Platz’s parents met through musical theater and he grew up with Gilbert and Sullivan revues and performed chamber music and prog-rock (“There was always a sense of epithet and I still did not keep it in check,” he says. ). In high school, McKee followed performances by jazz veterans like Jerry Granelli. Reynolds, like The Killers’ frontman and fellow Las Vegan Brandon Flowers, was raised in a Mormon household but spent his teens absorbing music that ranged from old Cat Stevens records to 1990s hip-hop. Preacher’s family was also strictly religious; he remembers secretly playing his father’s 1960s and 1970s records: “It was really the only access I had to anything that looked like danger.”
Reynolds smiles and adds: “It’s a combination that creates anxiety when you mix it all up. I grew up in a super-conservative circle, and I’m grateful for that, because it made me who I am, but it’s also, in some ways, a recipe for disaster. You are constantly caught up in something that does not fit, and it gives you a lot to rewrite. ”
And where do the theaters come from? “I grew up with a lot of theater grandmother, who encouraged me to act in plays,” Reynolds says. “And one of my favorite groups was Queen. The emotion that Freddie Mercury expressed was so performative and epic, in the best way. Certainly, that performance-based drama is a big part of our group – we love the theater, the drama, the eccentricity and the grandiosity. “
However, it is known that the group delights in folly as well as bombastic, for example in last year’s self-spot video for the single “Follow You”, which contains the stars of the sitcom. It’s always sunny in Philadelphia Kaitlin Olson and Rob McElhenney, who believe he’s about to see a private performance by his favorite band, The Killers.
Their genre-flowing music is also digitally proficient, contributing to their massive streaming appeal. “We are definitely a band of the internet age,” says Reynolds, adding that it helped attract the legendary Rick Rubin, who has executive producer. Mercury – Law I. “Rick said he was excited to work with us because we have opened quite a wide door for our fans. “They know how to expect a wide range of sounds – maybe we can dive into a heavy rock song, we might be able to produce pop, and they’re out for the ride.”
“It’s both scary and liberating,” Platz says. “But in the end we will sound like ourselves.
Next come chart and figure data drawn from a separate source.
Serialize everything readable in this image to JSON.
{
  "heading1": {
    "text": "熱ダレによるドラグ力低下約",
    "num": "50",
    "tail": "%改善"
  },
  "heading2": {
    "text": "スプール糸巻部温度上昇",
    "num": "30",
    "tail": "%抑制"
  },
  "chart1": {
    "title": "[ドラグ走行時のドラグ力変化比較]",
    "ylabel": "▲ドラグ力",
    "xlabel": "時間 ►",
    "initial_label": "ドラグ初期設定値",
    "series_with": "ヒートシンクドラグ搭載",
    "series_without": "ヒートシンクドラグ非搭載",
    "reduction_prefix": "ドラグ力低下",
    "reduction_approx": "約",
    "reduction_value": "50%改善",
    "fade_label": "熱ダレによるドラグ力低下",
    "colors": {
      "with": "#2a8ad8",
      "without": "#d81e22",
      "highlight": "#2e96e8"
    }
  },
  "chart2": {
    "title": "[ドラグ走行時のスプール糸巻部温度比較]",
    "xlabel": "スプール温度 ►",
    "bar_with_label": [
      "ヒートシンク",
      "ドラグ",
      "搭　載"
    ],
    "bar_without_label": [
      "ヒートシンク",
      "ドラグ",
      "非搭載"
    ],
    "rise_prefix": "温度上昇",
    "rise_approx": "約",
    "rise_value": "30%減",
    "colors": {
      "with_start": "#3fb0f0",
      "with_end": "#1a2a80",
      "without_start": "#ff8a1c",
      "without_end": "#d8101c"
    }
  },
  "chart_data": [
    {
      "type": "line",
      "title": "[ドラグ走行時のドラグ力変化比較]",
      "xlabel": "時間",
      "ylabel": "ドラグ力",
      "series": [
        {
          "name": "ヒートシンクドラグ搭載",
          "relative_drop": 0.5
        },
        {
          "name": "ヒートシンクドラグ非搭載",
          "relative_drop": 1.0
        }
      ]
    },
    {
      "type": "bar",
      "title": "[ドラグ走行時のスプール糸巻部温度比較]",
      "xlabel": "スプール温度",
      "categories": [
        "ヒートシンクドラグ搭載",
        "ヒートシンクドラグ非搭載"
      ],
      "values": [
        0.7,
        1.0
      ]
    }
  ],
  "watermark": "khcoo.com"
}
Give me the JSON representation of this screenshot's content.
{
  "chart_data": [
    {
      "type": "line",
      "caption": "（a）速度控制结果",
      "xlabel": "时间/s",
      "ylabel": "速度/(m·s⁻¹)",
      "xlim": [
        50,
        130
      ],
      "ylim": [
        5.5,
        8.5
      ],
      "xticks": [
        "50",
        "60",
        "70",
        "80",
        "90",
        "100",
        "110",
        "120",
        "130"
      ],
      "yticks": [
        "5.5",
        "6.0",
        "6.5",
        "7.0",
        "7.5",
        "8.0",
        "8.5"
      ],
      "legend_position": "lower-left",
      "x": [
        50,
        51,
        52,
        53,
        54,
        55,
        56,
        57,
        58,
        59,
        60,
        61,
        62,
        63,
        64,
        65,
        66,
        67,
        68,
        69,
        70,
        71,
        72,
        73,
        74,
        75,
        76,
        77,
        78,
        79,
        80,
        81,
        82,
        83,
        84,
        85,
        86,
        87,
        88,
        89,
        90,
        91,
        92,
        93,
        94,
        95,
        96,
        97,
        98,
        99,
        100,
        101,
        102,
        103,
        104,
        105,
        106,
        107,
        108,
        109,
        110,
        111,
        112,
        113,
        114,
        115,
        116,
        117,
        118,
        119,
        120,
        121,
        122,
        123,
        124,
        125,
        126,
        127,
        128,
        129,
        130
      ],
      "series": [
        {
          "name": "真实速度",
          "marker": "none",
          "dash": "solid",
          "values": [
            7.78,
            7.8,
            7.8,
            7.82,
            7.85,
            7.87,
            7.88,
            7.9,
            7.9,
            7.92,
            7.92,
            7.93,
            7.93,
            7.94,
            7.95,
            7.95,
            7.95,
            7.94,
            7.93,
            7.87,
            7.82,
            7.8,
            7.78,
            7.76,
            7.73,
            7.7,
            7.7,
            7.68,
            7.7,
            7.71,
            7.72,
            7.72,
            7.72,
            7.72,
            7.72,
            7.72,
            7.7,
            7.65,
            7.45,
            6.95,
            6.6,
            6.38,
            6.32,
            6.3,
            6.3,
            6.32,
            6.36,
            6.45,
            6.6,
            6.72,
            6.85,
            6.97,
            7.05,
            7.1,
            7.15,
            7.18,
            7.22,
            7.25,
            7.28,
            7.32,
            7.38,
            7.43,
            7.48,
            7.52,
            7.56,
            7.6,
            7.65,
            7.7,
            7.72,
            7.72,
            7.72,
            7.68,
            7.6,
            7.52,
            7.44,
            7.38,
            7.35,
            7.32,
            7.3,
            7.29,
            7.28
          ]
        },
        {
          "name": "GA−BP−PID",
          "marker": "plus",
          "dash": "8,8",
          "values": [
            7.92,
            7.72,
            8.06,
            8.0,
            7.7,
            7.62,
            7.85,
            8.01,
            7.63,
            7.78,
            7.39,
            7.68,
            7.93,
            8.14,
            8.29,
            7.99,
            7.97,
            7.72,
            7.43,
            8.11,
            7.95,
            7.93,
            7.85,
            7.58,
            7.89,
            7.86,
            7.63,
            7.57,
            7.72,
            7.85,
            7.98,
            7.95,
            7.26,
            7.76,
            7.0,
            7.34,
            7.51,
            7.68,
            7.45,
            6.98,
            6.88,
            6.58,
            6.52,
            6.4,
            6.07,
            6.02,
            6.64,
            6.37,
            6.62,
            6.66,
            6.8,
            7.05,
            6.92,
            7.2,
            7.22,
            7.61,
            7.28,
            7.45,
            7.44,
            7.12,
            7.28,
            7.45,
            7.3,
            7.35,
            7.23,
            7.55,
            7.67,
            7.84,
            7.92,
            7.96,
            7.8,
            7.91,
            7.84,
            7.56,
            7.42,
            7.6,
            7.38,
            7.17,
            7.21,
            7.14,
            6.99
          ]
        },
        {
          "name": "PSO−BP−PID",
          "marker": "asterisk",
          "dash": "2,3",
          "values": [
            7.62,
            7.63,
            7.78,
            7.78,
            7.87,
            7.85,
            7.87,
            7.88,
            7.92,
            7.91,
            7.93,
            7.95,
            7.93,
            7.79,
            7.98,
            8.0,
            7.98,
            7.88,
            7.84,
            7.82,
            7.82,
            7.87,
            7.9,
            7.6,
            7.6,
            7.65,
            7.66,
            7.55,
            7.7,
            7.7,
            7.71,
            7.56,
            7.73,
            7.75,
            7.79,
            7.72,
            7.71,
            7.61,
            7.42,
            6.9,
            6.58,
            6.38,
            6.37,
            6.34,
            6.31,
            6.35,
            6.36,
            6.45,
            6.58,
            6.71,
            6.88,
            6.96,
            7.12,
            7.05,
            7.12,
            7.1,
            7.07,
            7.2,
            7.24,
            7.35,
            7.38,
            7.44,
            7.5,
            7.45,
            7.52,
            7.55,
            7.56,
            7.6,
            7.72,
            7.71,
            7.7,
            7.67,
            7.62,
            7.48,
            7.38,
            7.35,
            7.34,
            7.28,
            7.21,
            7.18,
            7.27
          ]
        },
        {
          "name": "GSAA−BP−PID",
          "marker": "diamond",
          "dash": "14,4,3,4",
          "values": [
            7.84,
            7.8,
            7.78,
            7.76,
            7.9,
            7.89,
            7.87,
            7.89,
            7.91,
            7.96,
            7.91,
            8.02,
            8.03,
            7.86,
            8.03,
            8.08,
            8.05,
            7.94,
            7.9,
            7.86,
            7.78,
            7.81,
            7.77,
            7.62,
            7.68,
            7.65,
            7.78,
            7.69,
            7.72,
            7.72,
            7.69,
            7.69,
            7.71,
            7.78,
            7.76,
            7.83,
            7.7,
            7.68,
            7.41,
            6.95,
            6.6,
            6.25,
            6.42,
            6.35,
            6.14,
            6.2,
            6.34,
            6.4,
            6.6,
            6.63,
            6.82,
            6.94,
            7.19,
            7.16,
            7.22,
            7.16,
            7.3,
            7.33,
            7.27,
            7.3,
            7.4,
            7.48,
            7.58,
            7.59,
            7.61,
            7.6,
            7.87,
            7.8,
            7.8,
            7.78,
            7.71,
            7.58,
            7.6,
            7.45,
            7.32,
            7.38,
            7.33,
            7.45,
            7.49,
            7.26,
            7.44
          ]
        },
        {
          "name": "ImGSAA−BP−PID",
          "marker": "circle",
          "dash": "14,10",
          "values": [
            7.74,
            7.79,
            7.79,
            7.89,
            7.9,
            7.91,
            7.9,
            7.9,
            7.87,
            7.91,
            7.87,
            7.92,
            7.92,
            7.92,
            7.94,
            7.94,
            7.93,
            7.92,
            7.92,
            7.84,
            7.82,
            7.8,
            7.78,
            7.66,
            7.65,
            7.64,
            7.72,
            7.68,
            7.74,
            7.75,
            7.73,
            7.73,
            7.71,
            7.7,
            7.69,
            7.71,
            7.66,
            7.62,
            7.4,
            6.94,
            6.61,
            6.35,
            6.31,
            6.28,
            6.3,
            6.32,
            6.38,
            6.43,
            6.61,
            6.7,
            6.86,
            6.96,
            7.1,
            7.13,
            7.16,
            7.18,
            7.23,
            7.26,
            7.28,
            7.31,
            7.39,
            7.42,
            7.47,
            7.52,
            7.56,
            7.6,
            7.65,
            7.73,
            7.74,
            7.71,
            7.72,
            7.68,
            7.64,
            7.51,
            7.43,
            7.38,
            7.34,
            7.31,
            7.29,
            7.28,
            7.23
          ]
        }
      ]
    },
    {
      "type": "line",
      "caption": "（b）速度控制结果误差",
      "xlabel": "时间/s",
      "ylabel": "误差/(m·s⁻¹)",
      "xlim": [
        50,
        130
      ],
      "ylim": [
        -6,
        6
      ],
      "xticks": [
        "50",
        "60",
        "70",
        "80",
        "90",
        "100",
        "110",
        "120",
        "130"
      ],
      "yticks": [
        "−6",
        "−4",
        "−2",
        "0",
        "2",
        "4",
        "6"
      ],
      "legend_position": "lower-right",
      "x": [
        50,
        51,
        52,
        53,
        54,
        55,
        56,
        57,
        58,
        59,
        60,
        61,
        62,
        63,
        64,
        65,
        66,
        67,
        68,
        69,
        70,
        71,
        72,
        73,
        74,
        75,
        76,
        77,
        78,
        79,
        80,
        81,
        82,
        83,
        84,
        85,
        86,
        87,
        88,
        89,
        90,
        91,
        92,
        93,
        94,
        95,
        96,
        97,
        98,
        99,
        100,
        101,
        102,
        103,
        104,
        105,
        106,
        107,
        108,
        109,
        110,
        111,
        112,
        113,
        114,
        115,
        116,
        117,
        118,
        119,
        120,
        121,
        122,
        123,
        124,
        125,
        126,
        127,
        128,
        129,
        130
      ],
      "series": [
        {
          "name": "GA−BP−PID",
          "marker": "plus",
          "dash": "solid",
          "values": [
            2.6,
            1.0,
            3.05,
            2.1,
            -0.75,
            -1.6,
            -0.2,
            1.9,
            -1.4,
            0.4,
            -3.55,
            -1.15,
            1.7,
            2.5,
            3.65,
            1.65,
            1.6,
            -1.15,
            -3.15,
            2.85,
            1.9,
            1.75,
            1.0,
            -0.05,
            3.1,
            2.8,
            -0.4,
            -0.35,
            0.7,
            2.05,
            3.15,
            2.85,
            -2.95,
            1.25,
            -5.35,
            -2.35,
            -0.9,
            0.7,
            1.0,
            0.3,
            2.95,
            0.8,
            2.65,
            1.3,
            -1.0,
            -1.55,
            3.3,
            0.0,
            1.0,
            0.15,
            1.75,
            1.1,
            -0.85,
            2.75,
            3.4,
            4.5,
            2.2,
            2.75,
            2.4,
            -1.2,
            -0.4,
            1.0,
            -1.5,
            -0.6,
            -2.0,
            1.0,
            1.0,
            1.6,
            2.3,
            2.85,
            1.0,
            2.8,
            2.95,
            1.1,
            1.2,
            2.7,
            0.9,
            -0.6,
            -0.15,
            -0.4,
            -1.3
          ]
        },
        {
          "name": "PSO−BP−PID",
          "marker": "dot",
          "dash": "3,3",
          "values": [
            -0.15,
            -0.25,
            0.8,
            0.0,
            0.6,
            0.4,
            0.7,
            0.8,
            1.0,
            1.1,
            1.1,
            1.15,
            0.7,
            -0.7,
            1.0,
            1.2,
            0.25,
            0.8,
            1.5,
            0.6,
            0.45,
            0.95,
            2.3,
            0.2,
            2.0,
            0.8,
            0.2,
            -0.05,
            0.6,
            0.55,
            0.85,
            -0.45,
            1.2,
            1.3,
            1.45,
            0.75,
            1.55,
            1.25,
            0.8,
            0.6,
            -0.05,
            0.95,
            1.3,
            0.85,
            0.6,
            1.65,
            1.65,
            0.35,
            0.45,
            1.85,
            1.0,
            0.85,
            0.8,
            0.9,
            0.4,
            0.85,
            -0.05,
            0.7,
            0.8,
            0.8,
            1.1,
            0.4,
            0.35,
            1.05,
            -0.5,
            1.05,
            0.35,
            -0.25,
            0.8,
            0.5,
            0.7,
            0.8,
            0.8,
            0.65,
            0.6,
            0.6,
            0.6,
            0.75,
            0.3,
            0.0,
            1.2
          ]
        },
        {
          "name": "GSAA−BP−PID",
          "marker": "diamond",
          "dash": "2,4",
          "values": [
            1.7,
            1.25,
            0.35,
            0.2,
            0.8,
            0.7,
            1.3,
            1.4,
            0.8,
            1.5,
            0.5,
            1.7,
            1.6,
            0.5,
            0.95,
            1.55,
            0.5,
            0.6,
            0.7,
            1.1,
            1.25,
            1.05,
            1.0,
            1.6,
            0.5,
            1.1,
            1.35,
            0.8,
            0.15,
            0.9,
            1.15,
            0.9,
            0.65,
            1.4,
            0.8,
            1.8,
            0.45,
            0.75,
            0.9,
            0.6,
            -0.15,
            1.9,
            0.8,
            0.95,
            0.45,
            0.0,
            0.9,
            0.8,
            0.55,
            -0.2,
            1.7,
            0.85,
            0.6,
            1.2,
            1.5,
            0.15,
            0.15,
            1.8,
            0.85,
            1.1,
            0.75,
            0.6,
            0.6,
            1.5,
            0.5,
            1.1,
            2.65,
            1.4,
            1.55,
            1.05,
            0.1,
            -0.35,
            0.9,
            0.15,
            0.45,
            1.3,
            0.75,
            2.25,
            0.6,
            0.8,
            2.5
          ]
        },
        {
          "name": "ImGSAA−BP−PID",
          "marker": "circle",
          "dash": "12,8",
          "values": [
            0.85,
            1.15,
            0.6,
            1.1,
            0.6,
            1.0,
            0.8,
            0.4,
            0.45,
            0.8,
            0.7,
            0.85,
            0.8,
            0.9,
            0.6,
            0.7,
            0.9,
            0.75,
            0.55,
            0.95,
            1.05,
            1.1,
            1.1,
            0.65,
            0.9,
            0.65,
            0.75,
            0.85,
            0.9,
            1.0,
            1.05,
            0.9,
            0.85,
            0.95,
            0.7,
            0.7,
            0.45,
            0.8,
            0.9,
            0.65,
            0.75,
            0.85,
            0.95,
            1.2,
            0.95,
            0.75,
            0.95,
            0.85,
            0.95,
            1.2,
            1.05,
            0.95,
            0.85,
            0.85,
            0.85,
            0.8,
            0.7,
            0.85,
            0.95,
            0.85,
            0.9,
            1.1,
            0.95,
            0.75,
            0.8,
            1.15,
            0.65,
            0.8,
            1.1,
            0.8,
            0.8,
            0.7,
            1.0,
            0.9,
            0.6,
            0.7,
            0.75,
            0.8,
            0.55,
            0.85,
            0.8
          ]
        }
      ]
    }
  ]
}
It is something we have adopted along the way that gives us courage. ”
This conviction was also reinforced by the hard end of the group’s formative years. “We played early performances everywhere – malls, bars in vegas, birthdays, weddings, bar mitswa. . . McKee remembers. “We played music for traffic reports on the Weather Channel! If we were to be interviewed on the news at 5:30, why not? For a long time, our policy has been, do not say no – if you see an opportunity to play music, go out and take it. “
The toughest crowd they have ever encountered? “To play The Beatles’ ‘Revolution’, with Paul McCartney, Yoko and Ringo in the audience,” Reynolds replied, referring to a star-studded salute to the fantastic four at the 2014 Grammys. “It was definitely very upsetting, one of the scariest things in my life. I was like [sings jauntily], ‘You say you want a revolution,’ and Paul was like[sits forward and stares, chin on fingers]. ”
“We have a letter in our studio from Paul McCartney. I think he called our actions’ brave ‘or’ dare ‘-‘ how ambitious of you to adopt it, ” grins McKee, as his bandmates cry together.
It’s uncertain whether Macca will join the stadium masses for the Mercury tour, but regardless, Imagine Dragons will give it their all. “When you reach the person in front of you, you can see that it radiates to the rest of the crowd,” Reynolds says. “I try to translate my energy into what I can see.”